Morant was convinced that the government alone did not have the ability to help all of the western Wake families that needed it. The need for a broader approach became clearer when she learned that in the 2016-17 school year, $8 million in state funding for food for low-income children had gone unspent.

She went about creating a “community conversation” among faith leaders, municipal officials and county officials designed to answer the question, “What can we do to change this?”

“I’m looking for transformational leaders in the business sector, the government sector and the church, and also in the community, so we can work alongside each other to redevelop the community,” she said. “Our nonprofits and our churches have always been a great resource in our community.”

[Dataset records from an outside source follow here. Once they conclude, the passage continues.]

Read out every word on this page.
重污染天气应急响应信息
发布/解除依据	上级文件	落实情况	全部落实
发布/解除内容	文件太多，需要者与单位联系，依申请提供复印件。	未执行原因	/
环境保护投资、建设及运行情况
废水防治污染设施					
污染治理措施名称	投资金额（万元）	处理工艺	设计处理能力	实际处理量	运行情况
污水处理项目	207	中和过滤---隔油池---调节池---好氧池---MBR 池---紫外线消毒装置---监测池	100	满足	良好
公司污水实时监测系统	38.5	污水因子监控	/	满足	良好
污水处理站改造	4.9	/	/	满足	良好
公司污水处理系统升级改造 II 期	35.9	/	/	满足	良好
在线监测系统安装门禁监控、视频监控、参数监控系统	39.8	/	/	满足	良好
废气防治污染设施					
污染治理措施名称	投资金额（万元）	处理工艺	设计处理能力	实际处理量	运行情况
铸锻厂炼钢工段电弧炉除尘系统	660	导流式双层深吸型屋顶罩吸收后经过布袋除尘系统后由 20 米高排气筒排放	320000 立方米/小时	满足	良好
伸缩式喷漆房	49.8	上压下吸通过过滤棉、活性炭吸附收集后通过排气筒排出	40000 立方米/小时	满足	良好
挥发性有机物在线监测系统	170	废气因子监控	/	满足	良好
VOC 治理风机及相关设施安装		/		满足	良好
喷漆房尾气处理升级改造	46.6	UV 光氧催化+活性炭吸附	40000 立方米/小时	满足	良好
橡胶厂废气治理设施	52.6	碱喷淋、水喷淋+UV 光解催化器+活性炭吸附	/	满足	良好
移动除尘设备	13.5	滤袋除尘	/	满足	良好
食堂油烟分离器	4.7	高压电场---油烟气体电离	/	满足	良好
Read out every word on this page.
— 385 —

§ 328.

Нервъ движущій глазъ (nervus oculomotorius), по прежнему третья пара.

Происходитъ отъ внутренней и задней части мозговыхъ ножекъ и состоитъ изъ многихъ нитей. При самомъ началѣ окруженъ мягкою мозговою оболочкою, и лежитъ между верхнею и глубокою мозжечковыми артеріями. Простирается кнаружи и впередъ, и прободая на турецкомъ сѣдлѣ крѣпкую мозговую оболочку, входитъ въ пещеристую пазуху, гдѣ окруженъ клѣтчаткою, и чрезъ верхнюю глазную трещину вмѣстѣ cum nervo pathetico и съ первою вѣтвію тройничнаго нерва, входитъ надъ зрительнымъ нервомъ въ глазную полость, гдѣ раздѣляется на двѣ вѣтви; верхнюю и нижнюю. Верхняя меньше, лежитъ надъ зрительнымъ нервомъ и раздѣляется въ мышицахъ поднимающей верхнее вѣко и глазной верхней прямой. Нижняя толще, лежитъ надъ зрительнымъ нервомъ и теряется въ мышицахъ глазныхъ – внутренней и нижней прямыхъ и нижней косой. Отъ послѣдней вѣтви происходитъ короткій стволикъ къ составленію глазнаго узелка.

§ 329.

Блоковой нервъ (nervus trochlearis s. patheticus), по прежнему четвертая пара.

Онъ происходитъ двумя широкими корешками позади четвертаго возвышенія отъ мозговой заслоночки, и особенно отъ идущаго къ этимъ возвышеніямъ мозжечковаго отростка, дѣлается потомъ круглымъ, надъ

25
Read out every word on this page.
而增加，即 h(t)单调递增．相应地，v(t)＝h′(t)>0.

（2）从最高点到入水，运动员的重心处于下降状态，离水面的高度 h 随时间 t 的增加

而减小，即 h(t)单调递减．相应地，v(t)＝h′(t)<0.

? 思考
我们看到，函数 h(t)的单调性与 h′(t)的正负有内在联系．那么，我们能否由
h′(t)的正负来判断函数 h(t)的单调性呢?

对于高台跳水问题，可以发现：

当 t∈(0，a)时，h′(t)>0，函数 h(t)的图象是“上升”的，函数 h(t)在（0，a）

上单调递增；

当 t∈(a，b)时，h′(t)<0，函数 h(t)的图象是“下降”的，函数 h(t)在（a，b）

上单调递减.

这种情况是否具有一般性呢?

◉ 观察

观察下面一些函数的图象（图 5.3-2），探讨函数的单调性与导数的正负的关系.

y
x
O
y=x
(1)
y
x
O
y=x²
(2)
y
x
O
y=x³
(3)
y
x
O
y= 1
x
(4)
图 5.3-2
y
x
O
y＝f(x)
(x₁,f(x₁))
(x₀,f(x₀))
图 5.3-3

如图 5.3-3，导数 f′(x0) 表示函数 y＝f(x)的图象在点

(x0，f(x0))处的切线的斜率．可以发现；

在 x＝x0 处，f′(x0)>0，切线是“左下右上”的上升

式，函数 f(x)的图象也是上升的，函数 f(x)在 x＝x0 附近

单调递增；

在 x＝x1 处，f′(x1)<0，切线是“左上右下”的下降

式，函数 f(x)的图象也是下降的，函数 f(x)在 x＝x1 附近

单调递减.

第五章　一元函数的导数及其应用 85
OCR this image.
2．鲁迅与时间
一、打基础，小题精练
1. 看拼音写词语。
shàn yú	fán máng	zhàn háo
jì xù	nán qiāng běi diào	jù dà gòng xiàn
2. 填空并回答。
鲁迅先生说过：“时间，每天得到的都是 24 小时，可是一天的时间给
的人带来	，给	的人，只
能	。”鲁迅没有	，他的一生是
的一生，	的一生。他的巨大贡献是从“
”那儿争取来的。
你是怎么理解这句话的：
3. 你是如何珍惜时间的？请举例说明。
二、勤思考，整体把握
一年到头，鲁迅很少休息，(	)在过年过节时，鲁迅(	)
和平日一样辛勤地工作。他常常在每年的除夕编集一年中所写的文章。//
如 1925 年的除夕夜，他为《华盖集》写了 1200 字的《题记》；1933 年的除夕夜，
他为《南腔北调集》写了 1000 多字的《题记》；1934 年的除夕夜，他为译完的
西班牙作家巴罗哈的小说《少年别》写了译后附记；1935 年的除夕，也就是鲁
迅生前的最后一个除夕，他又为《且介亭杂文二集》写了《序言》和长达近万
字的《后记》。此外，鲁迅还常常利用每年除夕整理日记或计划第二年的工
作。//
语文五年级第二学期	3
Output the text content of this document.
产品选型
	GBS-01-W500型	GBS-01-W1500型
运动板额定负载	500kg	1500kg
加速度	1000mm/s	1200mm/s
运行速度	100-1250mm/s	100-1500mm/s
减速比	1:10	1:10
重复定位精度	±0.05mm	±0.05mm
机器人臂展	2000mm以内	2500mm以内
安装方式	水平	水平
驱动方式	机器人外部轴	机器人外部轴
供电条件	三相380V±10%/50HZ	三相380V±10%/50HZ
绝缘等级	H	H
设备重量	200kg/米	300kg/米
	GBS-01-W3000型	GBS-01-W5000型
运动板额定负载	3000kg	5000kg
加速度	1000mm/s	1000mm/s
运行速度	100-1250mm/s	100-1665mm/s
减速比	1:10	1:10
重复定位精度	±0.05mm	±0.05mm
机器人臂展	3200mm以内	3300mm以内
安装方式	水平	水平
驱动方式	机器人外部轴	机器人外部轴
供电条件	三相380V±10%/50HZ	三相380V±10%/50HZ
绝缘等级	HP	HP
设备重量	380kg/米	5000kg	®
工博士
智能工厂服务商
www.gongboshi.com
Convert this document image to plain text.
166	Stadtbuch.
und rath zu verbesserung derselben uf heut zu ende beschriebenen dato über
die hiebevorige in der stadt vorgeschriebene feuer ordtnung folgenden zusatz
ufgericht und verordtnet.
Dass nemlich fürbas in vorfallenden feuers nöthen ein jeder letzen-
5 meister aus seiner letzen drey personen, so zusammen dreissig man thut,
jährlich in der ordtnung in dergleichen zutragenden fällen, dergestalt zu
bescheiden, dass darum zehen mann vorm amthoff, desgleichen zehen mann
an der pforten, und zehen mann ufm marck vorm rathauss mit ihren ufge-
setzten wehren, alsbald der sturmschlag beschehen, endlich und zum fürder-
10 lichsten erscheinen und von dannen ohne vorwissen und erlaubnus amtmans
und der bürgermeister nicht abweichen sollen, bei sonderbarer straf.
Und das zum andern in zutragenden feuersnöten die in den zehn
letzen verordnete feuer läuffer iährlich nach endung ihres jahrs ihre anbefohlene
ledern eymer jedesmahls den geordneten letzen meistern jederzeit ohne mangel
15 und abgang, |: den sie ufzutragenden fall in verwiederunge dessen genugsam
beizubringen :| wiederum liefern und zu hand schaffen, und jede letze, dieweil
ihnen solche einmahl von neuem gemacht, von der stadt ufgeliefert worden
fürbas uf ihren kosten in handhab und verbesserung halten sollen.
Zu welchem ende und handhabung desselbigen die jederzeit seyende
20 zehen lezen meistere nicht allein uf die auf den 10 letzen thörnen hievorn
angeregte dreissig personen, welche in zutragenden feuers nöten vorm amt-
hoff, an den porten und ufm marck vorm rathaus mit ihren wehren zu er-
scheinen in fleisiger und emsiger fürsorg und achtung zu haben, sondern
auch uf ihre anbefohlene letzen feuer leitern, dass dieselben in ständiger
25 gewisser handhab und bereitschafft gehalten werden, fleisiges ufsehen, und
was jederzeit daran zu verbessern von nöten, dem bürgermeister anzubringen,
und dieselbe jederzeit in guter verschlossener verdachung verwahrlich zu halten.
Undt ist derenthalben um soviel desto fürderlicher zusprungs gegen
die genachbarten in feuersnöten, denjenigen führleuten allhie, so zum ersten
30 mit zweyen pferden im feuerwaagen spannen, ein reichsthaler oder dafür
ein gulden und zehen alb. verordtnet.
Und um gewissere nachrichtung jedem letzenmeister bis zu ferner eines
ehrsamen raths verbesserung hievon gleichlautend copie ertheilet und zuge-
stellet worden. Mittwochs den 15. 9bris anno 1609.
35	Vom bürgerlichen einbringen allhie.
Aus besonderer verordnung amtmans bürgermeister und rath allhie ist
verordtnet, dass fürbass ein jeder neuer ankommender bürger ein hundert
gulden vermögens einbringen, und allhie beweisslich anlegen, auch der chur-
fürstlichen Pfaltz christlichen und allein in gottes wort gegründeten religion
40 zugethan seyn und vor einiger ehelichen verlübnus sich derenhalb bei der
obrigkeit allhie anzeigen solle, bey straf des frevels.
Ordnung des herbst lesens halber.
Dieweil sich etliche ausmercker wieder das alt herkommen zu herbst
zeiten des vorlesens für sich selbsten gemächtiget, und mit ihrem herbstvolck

This effort swept up a number of churches, including Kirk of Kildaire, and led to the creation of the Western Regional Food Security Action Group, of which Workman is now president. Its goal is to play an active role in the community’s “network of care.”

Morant reached out early to Brickhouse, who shared her strong belief that poverty in Cary was not being adequately addressed and churches had a role to play.
 

What are some resources — not necessarily money — that your church could bring to a community collaboration program?

Brickhouse
Mycal X. Brickhouse at Cary First Christian Church, where he serves as senior pastor.

“We connected on thinking about how we could work together and bring this congregation in on this project for the welfare of Cary,” said Brickhouse, who is also director of alumni relations at Duke Divinity School.

Brickhouse’s church is one of the initiative’s food distribution sites, serving clients who are African American, white and Asian.

The town, well known for design rules that promote beautification and conformity, requires extensive landscaping that hides eyesores and also obscures poverty, Brickhouse said. “That may not be the intent, but that’s the outcome.”

“The [low-income] neighborhoods are largely hidden behind trees, behind large shrubs and those types of things,” he said.

Brickhouse called the pandemic mobilization something close to a “biblical miracle.”

But the help the initiative provides can be important even on a smaller scale, said Patty Snow, the neighborhood ministry director who’d hopped in the van on the first day of the Summer Program to look for kids.

In an era of COVID, parents have been particularly concerned about official-looking letters, she said. Sometimes, participants take photos of such letters and text them to her, saying, “This looks important” and asking her to translate, Snow said.

“At least now they feel that somebody cares,” she said. “That’s how we want for them to feel — that there’s somebody who has their back in difficult situations.”

Alex Schwindt contributed to this story.

How might you design a ministry so that it meets an immediate need but also lowers ongoing barriers to equity?

Questions to consider

  • The Rev. Stephanie Workman said, “When the pandemic hit, we were ready.” Is your congregation ready as the pandemic continues? Could you retool or expand existing ministries to become ready?
  • What new work might be possible if you engaged in ecumenical or interfaith partnerships? How might you work with government agencies?
  • How could your church leverage available data to be a better community partner?
  • What are some resources — not necessarily money — that your church could bring to a community collaboration program?
  • How might you design a ministry so that it meets an immediate need but also lowers ongoing barriers to equity?